An imperial Russian ballroom was Susan’s creation for Neiman Marcus, a fashion show against a backdrop of mirrors, chandeliers, hostesses in gowns, uniformed guards, Russian wolfhounds. The event was covered by
Women’s Wear Daily
through Jeannie’s efforts. Doug received a check from Susan for her share of Karen’s camp expenses and checks continued to arrive at intervals to be applied toward the children’s tuition. Then she sent him thirty-five hundred dollars, her full share of the children’s latest tuition bill, the largest check he had ever received from her. His first response was elation. Irony took over. It would envelop him at random times, while he was paying bills, while he was at work. He would have a sinking sensation in his stomach like an anxiety attack. This is my own invention, an irony attack. Is it possible you’re going to become successful now, when we’re not married anymore? All those years when I lay awake nights worrying about the bills, when I felt everything was on my shoulders and you weren’t concerned about finances and you become concerned now. If I were going to mess up a marriage I should have been smart enough to wait for you to earn some money. But for you to make a move to be successful
now.
That has a real edge to it, Susan. It’s the ultimate Fuck You.

5

T
HE NEW YORK CITY
Marathon produced a number of calls to Doug at the newspaper, people looking for publicity, the first Abraham Lincoln to run the race (this was an actor promoting his one-man show), a Watusi warrior in full regalia promoting “Watusi Tall Fashions,” Grandma Peters, an 81-year-old marathoner representing “Grandma Peters Exercise Equipment,” and Tony Rosselli for Kwan Doo Duk, “the world’s tallest midget wrestler-marathoner.”

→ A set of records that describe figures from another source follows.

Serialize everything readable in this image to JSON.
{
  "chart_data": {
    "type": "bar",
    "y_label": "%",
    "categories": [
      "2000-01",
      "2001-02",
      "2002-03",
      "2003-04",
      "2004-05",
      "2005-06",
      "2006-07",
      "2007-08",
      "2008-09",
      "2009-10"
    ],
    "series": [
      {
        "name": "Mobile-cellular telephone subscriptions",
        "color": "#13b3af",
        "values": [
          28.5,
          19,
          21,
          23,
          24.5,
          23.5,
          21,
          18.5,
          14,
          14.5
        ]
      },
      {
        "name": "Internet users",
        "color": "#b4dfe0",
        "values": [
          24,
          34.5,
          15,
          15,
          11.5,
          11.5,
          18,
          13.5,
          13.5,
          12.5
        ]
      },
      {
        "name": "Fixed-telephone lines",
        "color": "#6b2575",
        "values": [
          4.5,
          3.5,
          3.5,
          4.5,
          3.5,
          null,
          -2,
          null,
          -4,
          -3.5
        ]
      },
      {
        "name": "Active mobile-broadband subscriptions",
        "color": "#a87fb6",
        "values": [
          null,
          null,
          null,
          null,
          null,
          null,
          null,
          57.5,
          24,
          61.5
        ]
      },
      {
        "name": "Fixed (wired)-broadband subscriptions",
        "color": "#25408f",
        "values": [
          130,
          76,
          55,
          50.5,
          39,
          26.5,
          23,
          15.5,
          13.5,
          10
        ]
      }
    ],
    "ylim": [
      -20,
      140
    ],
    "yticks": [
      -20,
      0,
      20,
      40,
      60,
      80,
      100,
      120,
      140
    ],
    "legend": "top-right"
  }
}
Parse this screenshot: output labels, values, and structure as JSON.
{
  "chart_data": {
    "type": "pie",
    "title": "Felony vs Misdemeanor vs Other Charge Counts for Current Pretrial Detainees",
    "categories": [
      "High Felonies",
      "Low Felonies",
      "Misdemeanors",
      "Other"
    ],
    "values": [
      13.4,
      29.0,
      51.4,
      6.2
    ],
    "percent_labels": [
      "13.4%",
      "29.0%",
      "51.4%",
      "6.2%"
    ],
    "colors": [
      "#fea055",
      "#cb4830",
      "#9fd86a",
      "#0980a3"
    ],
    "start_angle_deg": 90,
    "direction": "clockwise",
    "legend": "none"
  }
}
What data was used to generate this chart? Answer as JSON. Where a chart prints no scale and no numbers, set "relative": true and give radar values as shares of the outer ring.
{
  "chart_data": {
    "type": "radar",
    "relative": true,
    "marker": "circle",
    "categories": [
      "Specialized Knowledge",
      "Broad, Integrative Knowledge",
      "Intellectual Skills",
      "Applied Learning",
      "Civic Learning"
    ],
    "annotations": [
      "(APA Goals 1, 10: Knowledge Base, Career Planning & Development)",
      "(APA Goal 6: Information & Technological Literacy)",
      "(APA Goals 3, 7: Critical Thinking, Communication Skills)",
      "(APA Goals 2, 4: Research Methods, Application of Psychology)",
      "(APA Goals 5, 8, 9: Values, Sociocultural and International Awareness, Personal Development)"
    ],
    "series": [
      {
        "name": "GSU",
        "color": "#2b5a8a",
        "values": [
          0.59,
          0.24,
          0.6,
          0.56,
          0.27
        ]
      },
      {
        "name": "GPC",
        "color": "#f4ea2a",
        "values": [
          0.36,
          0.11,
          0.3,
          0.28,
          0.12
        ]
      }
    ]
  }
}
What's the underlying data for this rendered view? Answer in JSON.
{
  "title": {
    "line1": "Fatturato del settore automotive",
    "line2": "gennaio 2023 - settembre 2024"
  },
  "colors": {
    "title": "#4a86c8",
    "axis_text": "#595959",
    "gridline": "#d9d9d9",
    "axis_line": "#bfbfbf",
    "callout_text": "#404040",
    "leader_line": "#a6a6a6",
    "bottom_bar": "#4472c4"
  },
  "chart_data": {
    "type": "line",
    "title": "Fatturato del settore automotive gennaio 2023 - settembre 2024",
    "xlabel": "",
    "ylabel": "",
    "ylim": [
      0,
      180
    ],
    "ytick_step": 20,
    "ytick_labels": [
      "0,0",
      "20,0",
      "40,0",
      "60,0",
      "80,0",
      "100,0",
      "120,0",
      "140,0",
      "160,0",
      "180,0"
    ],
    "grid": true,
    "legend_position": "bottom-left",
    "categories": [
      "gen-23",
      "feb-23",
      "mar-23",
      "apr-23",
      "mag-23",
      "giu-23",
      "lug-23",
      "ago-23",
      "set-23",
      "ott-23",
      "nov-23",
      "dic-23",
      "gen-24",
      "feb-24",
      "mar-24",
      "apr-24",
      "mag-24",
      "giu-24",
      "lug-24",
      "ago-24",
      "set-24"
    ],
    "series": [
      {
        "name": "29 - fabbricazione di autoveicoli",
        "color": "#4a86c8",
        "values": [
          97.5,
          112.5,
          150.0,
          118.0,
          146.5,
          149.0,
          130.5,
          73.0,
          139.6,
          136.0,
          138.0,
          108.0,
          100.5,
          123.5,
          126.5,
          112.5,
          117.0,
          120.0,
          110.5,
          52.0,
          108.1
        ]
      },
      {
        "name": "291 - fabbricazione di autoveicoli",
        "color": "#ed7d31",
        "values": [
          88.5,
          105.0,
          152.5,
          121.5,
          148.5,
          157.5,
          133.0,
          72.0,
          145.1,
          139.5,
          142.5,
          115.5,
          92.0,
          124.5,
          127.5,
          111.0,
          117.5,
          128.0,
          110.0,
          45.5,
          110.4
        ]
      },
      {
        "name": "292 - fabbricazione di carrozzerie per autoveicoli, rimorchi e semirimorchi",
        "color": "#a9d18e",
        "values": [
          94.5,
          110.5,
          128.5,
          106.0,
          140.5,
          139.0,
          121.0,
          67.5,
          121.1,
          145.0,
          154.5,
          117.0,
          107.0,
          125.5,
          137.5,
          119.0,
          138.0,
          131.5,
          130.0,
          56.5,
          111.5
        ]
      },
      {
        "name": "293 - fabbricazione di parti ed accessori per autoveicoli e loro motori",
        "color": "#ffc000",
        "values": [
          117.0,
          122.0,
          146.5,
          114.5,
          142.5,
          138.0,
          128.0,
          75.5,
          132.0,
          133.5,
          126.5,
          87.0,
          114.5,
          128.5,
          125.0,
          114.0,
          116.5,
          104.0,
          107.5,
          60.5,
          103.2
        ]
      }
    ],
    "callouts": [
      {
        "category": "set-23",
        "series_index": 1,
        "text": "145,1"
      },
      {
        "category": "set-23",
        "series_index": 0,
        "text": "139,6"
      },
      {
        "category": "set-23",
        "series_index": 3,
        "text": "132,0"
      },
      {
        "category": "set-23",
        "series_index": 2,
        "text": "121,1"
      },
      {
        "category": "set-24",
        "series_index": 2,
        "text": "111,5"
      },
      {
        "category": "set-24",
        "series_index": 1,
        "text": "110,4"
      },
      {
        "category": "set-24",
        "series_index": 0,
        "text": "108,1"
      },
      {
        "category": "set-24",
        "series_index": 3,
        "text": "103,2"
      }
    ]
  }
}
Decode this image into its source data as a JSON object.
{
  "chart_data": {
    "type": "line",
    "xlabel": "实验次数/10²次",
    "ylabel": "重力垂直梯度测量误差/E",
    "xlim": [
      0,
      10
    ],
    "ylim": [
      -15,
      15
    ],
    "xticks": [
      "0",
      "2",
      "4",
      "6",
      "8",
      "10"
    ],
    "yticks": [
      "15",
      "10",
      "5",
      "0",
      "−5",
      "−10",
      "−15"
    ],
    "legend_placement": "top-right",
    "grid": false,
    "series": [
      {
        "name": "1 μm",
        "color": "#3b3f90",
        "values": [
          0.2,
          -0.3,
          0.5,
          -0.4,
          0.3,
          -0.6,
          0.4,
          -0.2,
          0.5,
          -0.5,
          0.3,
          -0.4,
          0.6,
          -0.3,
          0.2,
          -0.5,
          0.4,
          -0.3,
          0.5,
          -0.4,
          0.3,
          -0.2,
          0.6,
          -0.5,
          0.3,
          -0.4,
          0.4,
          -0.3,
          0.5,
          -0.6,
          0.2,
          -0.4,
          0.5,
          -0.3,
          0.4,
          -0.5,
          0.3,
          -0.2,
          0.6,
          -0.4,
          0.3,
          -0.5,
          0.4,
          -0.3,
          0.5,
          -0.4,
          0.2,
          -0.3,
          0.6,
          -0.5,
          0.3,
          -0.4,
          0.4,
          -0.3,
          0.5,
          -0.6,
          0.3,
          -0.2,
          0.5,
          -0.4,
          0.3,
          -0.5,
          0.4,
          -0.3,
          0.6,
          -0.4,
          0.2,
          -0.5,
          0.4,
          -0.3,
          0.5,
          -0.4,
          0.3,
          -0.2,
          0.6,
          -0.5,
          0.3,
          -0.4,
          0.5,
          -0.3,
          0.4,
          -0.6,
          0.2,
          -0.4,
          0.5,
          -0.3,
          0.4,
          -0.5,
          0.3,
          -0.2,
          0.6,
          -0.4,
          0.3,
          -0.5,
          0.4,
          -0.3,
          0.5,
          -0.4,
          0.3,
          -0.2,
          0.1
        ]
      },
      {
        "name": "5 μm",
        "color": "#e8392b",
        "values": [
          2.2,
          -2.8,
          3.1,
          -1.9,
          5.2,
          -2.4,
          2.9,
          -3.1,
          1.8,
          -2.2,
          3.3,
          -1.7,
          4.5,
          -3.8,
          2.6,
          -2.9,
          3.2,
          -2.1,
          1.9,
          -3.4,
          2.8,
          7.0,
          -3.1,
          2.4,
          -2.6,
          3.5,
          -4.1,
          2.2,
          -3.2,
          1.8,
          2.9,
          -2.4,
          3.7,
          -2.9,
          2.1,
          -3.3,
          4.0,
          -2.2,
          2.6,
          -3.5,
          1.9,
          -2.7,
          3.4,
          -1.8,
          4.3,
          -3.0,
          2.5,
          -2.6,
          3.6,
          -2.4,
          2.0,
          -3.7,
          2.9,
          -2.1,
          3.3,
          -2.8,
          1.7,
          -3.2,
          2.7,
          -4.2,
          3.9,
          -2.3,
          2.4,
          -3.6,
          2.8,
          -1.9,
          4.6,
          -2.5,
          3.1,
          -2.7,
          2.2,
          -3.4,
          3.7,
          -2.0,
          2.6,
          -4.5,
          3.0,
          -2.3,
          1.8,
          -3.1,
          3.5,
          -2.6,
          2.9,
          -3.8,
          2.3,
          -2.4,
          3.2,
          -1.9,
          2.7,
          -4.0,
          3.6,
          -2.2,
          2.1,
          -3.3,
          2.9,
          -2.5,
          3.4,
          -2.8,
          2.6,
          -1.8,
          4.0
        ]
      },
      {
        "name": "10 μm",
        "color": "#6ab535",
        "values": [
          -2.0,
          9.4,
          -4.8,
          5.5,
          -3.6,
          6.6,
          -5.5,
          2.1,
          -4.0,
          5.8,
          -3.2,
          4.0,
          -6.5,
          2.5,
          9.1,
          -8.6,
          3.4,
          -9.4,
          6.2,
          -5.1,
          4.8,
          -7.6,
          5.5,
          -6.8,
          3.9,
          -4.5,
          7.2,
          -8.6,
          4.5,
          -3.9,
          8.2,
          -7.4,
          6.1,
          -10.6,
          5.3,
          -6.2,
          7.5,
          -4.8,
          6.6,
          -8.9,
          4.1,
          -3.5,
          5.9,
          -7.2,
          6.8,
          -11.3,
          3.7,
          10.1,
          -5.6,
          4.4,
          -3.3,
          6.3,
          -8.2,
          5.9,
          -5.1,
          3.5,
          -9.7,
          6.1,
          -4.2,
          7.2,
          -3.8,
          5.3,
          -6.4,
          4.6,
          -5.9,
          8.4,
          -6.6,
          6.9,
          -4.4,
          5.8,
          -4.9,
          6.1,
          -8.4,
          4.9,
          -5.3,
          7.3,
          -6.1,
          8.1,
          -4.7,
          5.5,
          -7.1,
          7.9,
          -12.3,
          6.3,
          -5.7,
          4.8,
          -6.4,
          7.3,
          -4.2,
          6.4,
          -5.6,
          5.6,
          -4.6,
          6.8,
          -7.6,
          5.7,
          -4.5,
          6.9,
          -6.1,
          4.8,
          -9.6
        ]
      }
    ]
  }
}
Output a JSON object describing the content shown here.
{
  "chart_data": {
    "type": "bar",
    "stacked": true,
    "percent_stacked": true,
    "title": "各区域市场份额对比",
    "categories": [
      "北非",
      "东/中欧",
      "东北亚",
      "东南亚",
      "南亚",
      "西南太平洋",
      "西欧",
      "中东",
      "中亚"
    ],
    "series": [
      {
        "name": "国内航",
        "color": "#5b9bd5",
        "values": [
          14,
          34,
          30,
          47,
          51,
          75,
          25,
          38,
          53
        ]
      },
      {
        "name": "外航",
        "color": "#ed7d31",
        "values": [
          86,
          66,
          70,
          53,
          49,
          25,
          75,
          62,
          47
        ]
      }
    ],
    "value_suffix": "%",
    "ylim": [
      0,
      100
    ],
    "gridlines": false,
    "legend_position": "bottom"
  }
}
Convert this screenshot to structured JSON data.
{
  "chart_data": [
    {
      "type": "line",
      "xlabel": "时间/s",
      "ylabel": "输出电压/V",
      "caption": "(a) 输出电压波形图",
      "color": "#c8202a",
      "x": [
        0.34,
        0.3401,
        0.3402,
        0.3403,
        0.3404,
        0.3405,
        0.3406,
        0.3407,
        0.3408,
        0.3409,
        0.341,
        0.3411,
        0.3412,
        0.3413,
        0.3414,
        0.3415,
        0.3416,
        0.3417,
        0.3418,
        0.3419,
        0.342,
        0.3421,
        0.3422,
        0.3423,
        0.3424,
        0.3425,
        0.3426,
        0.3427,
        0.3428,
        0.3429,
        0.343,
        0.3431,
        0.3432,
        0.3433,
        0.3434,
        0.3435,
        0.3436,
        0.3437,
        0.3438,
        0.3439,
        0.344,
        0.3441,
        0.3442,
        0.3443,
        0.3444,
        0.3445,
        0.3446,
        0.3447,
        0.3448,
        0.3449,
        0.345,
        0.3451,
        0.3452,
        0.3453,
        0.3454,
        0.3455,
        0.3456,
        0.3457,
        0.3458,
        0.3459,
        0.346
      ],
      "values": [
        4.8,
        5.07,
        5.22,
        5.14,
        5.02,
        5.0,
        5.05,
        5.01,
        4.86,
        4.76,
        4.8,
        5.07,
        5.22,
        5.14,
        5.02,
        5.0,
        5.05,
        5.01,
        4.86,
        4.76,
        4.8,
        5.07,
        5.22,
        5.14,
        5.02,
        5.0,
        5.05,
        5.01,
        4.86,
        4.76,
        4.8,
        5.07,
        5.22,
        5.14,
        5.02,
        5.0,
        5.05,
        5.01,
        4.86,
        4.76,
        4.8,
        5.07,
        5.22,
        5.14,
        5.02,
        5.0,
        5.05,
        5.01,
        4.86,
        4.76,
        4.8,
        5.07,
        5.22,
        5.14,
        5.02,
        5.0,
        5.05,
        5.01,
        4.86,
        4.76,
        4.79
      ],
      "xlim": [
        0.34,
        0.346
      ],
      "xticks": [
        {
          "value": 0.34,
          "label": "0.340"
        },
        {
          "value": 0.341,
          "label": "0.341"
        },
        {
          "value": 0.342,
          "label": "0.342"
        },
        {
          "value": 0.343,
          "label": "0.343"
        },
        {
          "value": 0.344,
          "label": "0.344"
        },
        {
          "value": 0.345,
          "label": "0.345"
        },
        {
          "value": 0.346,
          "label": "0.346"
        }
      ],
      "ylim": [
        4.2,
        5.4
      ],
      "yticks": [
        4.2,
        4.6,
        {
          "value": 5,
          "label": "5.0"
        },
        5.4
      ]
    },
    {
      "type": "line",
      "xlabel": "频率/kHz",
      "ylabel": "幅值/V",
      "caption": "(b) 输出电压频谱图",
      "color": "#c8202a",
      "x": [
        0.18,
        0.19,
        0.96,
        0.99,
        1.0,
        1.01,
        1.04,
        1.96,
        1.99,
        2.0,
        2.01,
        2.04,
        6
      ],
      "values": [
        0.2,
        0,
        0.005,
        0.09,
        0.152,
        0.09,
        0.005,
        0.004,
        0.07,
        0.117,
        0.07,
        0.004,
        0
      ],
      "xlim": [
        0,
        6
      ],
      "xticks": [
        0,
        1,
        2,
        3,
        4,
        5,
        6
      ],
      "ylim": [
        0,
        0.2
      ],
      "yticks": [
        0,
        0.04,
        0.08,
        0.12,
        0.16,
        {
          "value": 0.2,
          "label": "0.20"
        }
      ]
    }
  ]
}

Doug wrote a column related to the Marathon, ignoring the publicity seekers. He discussed the prize money in track as a means of resurrecting the reputation of a forgotten distance runner of the 1950s, Wes Santee. Santee had been America’s foremost miler. The A.A.U., which presided over American track-and-field athletes, had accused him of accepting a total of fifteen hundred dollars over “allowable” expenses for seven track meets. Santee insisted at the time that he had not committed a crime, expense money was routinely accepted by competitors. Doug pointed out that in later years it became required, along with substantial prize money. Santee’s position was a challenge to the power of the A.A.U., which terminated his career, barring him from track for the rest of his life. As Doug wrote, Santee was banished for crimes that ceased to be crimes and perhaps never were.